Of course, if we wanted to access a free service, the authentication part wouldn’t be necessary:

curl -G http://testserver.xq/trial/address/role/foo@bar.com

Here we just have to specify the GET operation and the resource.

By default the caller will get an answer in XML format, something like

<roleStatus>
    <result>1</result>
</roleStatus>

The Addresscheck API will answer in XML or JSON. To specify a format the call must include a standard HTTP <pre>Accept</pre> header with application/json for JSON or application/xml for XML. An API call with a JSON specification would look like this:

curl -G -basic -u testuser:testuser -H'Accept: application/json' http://testserver.xq/svc/address/role/foo@bar.com

The only differnce to first call is the Accept header -H’Accept: application/json‘. This header is a standard HTTP header, which is also used by web browsers. In this case the answer would be something like

{"result": 1}

The caller should also check the status code for each API call. Normally successful calls will end with the 200 OK response code. See the individual service descriptions for alternative responses.

Internationalized domains, non-ASCII addresses

If information about international addresses or domains, with non-ASCII characters, is required, the resource, the address must be percent-encoded.

Example: when requesting information about a domain containing a Germ Umlaut like info@blümchen.de, the direct approach:

curl -G -basic -u testuser:testuser http://testserver.xq/svc/address/role/info@blümchen.de

would be illegal. Non-ASCII characters are not allowed in URLs. Instead use percent-encoding to create a valid URL:

curl -G -basic -u testuser:testuser http://testserver.xq/svc/address/role/info@bl%C3%BCmchen.de

Please note that all ADC services except the Quality and the Syntax check expect ASCII addresses as inputs. Please use the mentioned services as entry points to decode possible Unicode addresses, before calling the other services.

Logging & Billing

The system stores no user data except the logging data for API calls that are necessary for billing and troubleshooting. Even this data is only stored temporarily. Since AddressCheck itself has no billing infrastructure, the business even data will be extracted periodically from the system and processed elsewhere.

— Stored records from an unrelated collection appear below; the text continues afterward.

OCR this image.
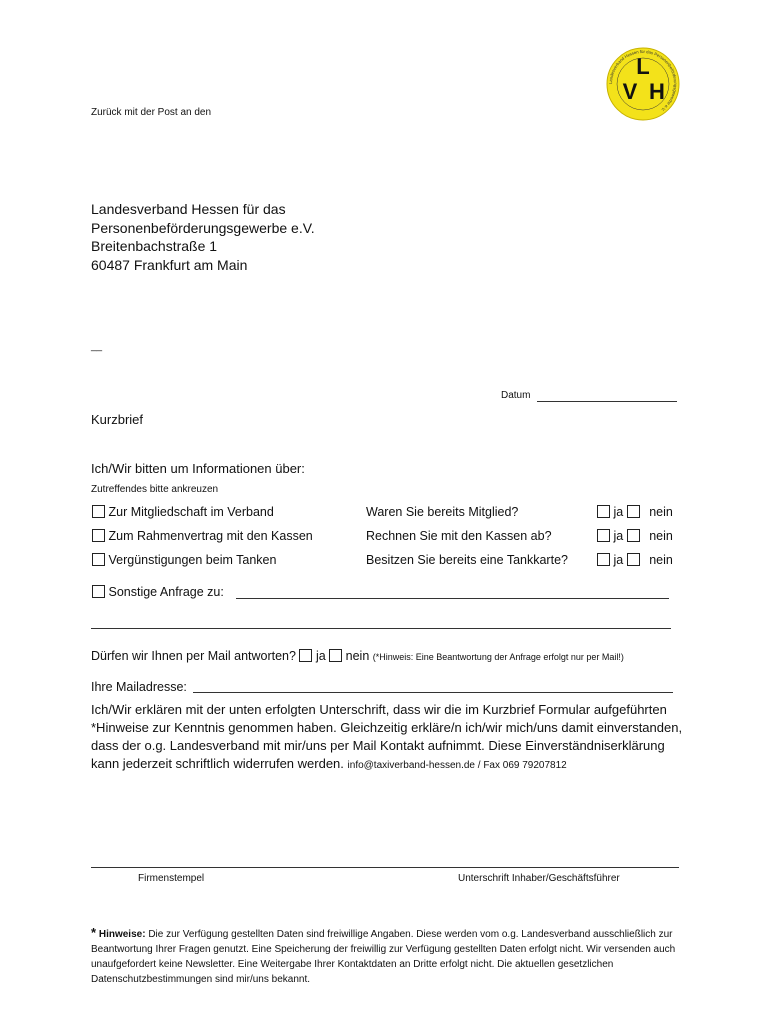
Landesverband Hessen für das Personenbeförderungsgewerbe e.V.
L
V H
Zurück mit der Post an den
Landesverband Hessen für das
Personenbeförderungsgewerbe e.V.
Breitenbachstraße 1
60487 Frankfurt am Main
__
Datum
Kurzbrief
Ich/Wir bitten um Informationen über:
Zutreffendes bitte ankreuzen
Zur Mitgliedschaft im Verband	Waren Sie bereits Mitglied?	ja nein
Zum Rahmenvertrag mit den Kassen	Rechnen Sie mit den Kassen ab?	ja nein
Vergünstigungen beim Tanken	Besitzen Sie bereits eine Tankkarte?	ja nein
Sonstige Anfrage zu:
Dürfen wir Ihnen per Mail antworten? ja nein (*Hinweis: Eine Beantwortung der Anfrage erfolgt nur per Mail!)
Ihre Mailadresse:
Ich/Wir erklären mit der unten erfolgten Unterschrift, dass wir die im Kurzbrief Formular aufgeführten *Hinweise zur Kenntnis genommen haben. Gleichzeitig erkläre/n ich/wir mich/uns damit einverstanden, dass der o.g. Landesverband mit mir/uns per Mail Kontakt aufnimmt. Diese Einverständniserklärung kann jederzeit schriftlich widerrufen werden. info@taxiverband-hessen.de / Fax 069 79207812
Firmenstempel	Unterschrift Inhaber/Geschäftsführer
* Hinweise: Die zur Verfügung gestellten Daten sind freiwillige Angaben. Diese werden vom o.g. Landesverband ausschließlich zur Beantwortung Ihrer Fragen genutzt. Eine Speicherung der freiwillig zur Verfügung gestellten Daten erfolgt nicht. Wir versenden auch unaufgefordert keine Newsletter. Eine Weitergabe Ihrer Kontaktdaten an Dritte erfolgt nicht. Die aktuellen gesetzlichen Datenschutzbestimmungen sind mir/uns bekannt.
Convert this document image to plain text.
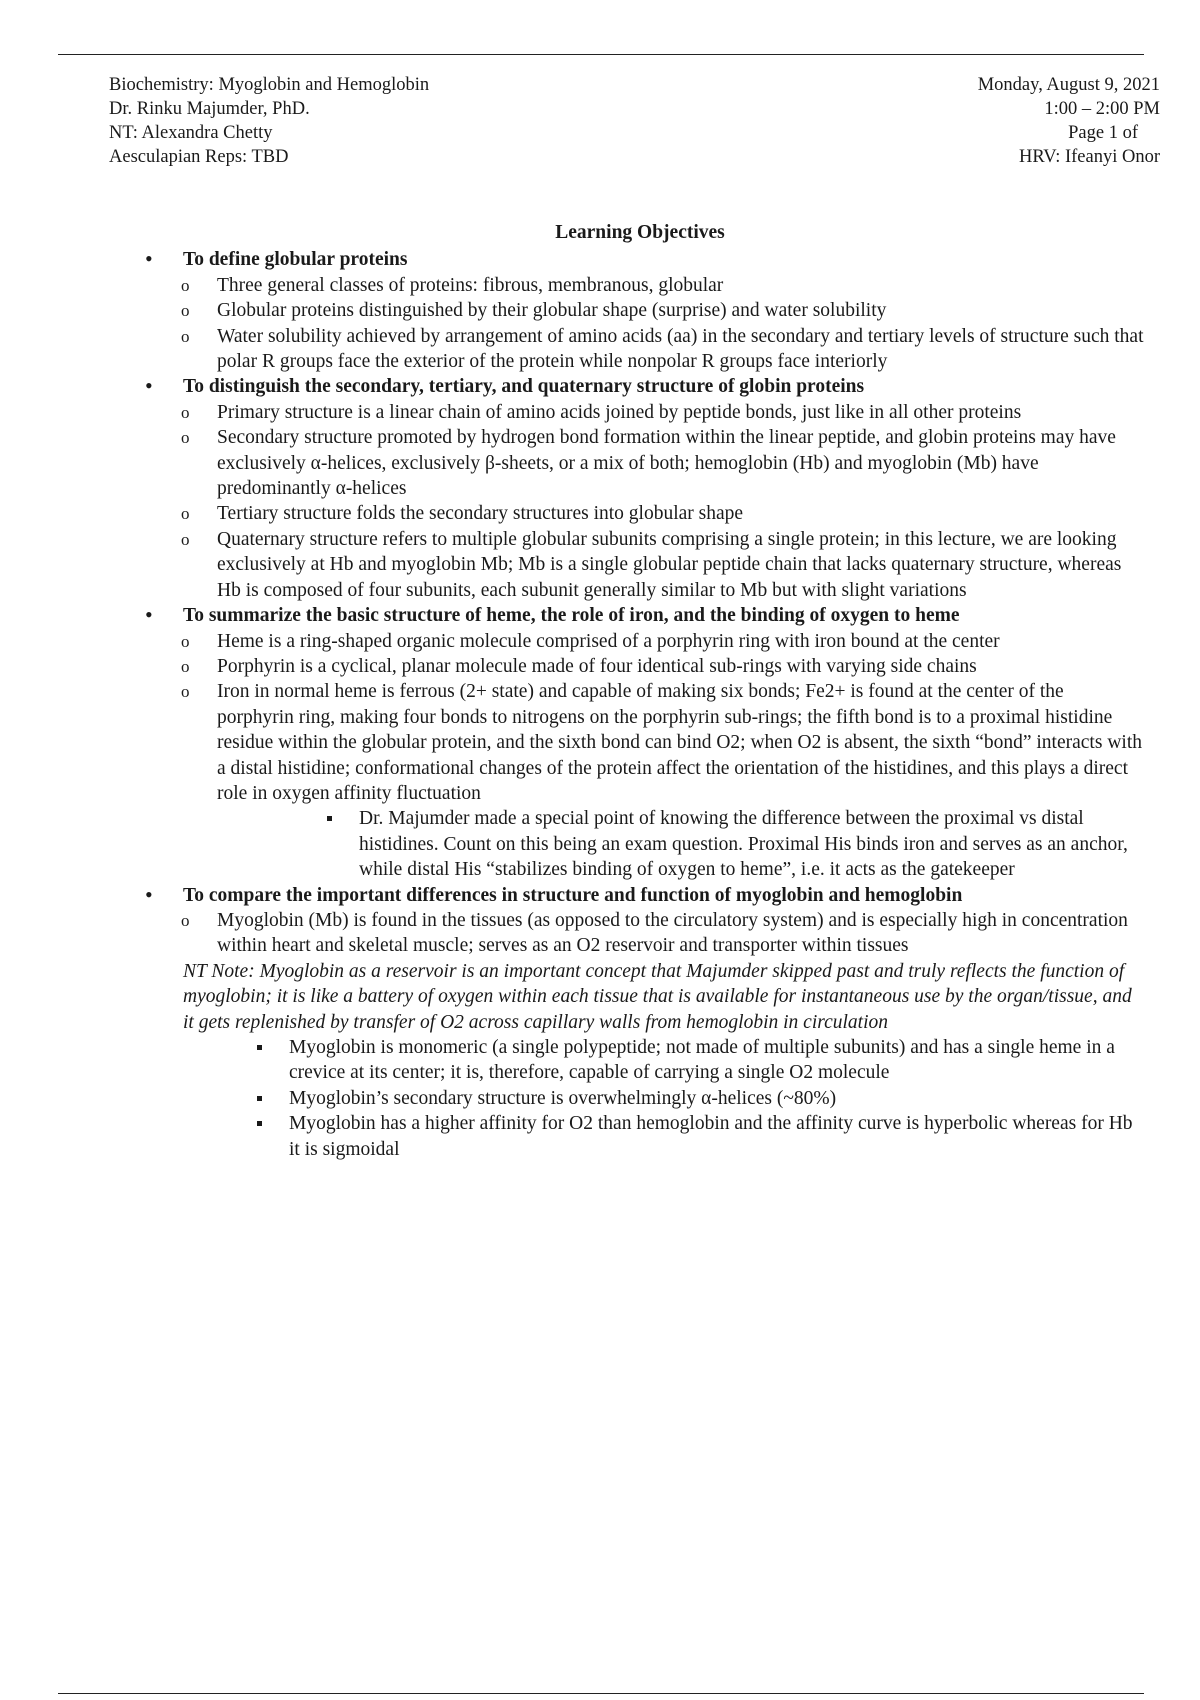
Biochemistry: Myoglobin and Hemoglobin
Dr. Rinku Majumder, PhD.
NT: Alexandra Chetty
Aesculapian Reps: TBD
Monday, August 9, 2021
1:00 – 2:00 PM
Page 1 of
HRV: Ifeanyi Onor
Learning Objectives
• To define globular proteins
o Three general classes of proteins: fibrous, membranous, globular
o Globular proteins distinguished by their globular shape (surprise) and water solubility
o Water solubility achieved by arrangement of amino acids (aa) in the secondary and tertiary levels of structure such that polar R groups face the exterior of the protein while nonpolar R groups face interiorly
• To distinguish the secondary, tertiary, and quaternary structure of globin proteins
o Primary structure is a linear chain of amino acids joined by peptide bonds, just like in all other proteins
o Secondary structure promoted by hydrogen bond formation within the linear peptide, and globin proteins may have exclusively α-helices, exclusively β-sheets, or a mix of both; hemoglobin (Hb) and myoglobin (Mb) have predominantly α-helices
o Tertiary structure folds the secondary structures into globular shape
o Quaternary structure refers to multiple globular subunits comprising a single protein; in this lecture, we are looking exclusively at Hb and myoglobin Mb; Mb is a single globular peptide chain that lacks quaternary structure, whereas Hb is composed of four subunits, each subunit generally similar to Mb but with slight variations
• To summarize the basic structure of heme, the role of iron, and the binding of oxygen to heme
o Heme is a ring-shaped organic molecule comprised of a porphyrin ring with iron bound at the center
o Porphyrin is a cyclical, planar molecule made of four identical sub-rings with varying side chains
o Iron in normal heme is ferrous (2+ state) and capable of making six bonds; Fe2+ is found at the center of the porphyrin ring, making four bonds to nitrogens on the porphyrin sub-rings; the fifth bond is to a proximal histidine residue within the globular protein, and the sixth bond can bind O2; when O2 is absent, the sixth “bond” interacts with a distal histidine; conformational changes of the protein affect the orientation of the histidines, and this plays a direct role in oxygen affinity fluctuation
Dr. Majumder made a special point of knowing the difference between the proximal vs distal histidines. Count on this being an exam question. Proximal His binds iron and serves as an anchor, while distal His “stabilizes binding of oxygen to heme”, i.e. it acts as the gatekeeper
• To compare the important differences in structure and function of myoglobin and hemoglobin
o Myoglobin (Mb) is found in the tissues (as opposed to the circulatory system) and is especially high in concentration within heart and skeletal muscle; serves as an O2 reservoir and transporter within tissues
NT Note: Myoglobin as a reservoir is an important concept that Majumder skipped past and truly reflects the function of myoglobin; it is like a battery of oxygen within each tissue that is available for instantaneous use by the organ/tissue, and it gets replenished by transfer of O2 across capillary walls from hemoglobin in circulation
Myoglobin is monomeric (a single polypeptide; not made of multiple subunits) and has a single heme in a crevice at its center; it is, therefore, capable of carrying a single O2 molecule
Myoglobin’s secondary structure is overwhelmingly α-helices (~80%)
Myoglobin has a higher affinity for O2 than hemoglobin and the affinity curve is hyperbolic whereas for Hb it is sigmoidal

Addresscheck logs every access to the public APIs as a business event. Every API call is stored with the following data:

  • start of API call (timestamp)
  • end of API call (timestamp)
  • the caller’s IP address
  • the account (user name) used; for free services this is noprincipal
  • the ID of the API called; see the service descriptions for these IDs
  • input data for the API call
  • the result of the API call; very long results (>256 bytes) will be shortened

This data serves three major purposes:

  1. provides the basis for billing
  2. helps with customer complaints; the input and result data can be used to verify customer complaints
  3. enables usage reporting and forecasts

The system includes no mechanism for billing or reporting, it just provides the data for these activities. Therefore the business event storage is only a transitory storage. It is expected that the business events are extracted regularily and processed elsewhere.